Róisín called herself Christian in public. But in her home, behind the candles and incense, she confessed she never let go of her Catholic roots. She crossed herself before bed. Kept rosary beads next to her tarot deck. She talked of saints and spirits in the same breath. It was strange and sacred and unsettling.
I wanted to believe I was above temptation—that my servant’s heart made me immune. But her presence was the mirror I didn’t want. She saw every fracture, every longing, every unhealed scar. And she didn’t judge. She welcomed it. Welcomed me.

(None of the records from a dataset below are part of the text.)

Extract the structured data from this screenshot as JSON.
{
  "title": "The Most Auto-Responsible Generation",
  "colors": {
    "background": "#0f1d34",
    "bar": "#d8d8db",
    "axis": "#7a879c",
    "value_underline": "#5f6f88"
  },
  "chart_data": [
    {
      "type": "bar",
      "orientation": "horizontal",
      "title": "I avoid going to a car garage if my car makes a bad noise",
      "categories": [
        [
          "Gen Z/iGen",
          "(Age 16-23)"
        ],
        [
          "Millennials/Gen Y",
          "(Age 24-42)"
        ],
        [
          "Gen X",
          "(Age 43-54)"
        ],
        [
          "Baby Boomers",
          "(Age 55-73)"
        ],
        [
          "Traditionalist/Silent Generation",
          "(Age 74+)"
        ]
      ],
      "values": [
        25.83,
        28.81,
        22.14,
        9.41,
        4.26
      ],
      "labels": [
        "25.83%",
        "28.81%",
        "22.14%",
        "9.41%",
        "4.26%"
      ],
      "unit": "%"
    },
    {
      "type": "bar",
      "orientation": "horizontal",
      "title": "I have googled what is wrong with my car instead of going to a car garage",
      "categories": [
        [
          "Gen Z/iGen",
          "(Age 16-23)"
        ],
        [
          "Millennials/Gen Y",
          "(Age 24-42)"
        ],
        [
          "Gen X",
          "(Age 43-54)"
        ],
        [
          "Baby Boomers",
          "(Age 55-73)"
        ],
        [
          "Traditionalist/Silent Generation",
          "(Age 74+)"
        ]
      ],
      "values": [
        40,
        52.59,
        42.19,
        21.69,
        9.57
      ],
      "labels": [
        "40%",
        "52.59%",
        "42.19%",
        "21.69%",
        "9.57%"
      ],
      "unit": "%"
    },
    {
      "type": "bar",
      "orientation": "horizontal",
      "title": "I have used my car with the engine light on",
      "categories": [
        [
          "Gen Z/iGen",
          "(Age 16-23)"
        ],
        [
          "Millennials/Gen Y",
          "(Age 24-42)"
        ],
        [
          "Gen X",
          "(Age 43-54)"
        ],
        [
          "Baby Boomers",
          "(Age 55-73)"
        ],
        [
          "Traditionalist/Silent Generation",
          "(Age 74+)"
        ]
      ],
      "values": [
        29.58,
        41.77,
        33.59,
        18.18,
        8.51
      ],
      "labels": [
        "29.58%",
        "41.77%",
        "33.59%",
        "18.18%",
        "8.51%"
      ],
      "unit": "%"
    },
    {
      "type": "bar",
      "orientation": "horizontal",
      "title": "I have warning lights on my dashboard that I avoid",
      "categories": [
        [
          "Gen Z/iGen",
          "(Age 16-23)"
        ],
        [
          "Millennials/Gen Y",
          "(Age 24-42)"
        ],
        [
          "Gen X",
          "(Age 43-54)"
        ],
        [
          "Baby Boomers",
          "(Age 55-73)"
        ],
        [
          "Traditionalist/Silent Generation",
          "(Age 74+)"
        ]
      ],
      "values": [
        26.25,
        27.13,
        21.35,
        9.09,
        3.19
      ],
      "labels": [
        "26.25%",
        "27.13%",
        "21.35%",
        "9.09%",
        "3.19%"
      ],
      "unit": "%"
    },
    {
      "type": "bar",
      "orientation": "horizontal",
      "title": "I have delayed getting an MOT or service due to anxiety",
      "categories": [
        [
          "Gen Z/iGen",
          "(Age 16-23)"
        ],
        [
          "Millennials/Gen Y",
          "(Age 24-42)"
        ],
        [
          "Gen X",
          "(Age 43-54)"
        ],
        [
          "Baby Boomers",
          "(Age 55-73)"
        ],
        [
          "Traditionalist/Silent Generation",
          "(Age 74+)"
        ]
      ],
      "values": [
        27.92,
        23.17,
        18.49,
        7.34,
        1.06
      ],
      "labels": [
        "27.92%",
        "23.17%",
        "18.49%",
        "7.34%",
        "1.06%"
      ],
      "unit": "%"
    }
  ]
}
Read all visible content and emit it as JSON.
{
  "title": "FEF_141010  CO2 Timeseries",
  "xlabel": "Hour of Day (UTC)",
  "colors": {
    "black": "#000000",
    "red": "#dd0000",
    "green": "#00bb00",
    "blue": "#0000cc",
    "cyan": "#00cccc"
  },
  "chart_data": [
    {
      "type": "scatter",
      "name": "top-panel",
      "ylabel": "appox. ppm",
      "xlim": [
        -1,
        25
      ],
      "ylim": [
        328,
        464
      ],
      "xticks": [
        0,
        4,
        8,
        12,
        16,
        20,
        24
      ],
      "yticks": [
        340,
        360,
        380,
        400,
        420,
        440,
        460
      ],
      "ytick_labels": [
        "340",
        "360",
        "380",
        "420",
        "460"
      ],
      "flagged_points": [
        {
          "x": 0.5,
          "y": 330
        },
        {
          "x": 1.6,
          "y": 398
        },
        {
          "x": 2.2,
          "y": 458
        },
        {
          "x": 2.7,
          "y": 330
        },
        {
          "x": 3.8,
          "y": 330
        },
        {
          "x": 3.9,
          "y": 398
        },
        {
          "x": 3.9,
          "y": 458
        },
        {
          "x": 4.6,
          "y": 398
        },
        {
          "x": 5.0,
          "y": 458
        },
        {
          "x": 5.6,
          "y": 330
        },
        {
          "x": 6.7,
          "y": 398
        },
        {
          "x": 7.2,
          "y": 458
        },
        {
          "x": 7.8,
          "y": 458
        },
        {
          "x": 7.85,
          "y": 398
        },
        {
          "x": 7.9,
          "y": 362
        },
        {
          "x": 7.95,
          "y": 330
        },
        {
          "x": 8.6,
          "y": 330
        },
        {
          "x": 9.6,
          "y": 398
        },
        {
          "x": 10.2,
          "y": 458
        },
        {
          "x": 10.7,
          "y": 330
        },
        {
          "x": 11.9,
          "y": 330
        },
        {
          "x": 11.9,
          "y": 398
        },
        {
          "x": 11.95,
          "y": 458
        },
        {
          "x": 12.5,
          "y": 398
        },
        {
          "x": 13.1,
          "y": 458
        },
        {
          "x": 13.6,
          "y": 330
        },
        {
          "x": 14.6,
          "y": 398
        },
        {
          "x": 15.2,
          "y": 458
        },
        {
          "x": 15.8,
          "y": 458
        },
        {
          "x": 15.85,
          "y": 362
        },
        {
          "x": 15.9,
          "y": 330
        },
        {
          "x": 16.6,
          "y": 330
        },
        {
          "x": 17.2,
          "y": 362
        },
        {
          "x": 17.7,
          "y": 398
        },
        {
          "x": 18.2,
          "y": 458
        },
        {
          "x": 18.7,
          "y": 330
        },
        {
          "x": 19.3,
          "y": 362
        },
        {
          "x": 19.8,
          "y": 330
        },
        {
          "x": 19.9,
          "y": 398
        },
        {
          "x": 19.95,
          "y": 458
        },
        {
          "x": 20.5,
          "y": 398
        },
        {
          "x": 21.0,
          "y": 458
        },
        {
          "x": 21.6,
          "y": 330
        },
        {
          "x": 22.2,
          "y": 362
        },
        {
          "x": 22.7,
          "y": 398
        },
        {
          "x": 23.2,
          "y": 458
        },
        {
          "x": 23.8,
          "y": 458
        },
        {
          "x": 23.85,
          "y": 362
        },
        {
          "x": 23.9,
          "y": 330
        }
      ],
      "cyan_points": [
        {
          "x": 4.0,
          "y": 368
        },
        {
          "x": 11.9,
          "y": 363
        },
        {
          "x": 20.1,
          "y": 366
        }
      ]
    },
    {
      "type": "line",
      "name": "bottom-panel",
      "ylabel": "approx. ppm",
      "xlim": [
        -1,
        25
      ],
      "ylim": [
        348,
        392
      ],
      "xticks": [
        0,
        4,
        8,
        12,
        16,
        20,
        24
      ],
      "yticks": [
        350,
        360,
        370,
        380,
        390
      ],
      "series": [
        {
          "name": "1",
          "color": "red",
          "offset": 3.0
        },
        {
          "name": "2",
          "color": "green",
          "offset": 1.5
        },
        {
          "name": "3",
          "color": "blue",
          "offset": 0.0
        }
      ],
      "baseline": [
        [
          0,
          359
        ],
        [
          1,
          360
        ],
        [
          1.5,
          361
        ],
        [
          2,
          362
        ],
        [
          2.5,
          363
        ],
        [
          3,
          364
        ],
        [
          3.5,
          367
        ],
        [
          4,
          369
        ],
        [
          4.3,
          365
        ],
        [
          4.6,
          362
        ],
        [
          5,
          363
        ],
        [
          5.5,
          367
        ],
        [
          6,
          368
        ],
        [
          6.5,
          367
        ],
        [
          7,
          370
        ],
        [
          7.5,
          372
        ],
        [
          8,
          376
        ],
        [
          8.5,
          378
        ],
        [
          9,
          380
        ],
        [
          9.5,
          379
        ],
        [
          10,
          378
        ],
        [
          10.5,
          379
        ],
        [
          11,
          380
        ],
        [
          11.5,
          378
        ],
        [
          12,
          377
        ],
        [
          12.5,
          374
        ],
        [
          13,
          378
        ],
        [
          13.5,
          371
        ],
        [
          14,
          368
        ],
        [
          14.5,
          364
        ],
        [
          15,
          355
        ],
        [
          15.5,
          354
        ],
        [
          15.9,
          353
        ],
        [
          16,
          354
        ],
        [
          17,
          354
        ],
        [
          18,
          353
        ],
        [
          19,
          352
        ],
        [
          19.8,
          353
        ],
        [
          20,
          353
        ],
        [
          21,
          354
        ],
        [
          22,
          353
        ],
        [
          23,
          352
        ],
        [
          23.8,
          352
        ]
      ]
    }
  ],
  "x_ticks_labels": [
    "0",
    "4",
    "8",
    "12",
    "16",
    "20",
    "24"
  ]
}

But the weight of duality pressed hard. I was serving the church, cleaning the sanctuary, mentoring the youth—and sneaking moments of spiritual intimacy with a woman whose worldview danced on the edge of mine. My wife knew. She always knew.
"This isn’t about her," she told me one night. "It’s about the part of you that wants to escape. If you think being with her will fix that, you’re wrong. And if you think I’ll sit quietly while you tear down everything we’ve rebuilt… you’re wrong about that, too."
I didn’t fight back. I couldn’t. She was right.
Róisín’s reach wasn’t just emotional. It was spiritual, seductive in the way Delilah disarmed Sampson—not with force, but with softness. Like Bath-Sheba, her beauty demanded attention, and like David, I was teetering on the roof of my own downfall.
And yet, I hadn’t fallen. Not completely. But the edge was right there.
This is the thorn. Not a woman. Not a drink. Not even the gummy that made the world shimmer. The thorn is the lie that we are above desire, that holiness means invulnerability. It isn’t. The thorn reminds us we are human. And it dares us to be honest about it.
What I do next… I don’t know. But I hear the ancient stories louder now—the warnings and the wisdom. And I pray that this time, I don’t trade my calling for a moment of comfort.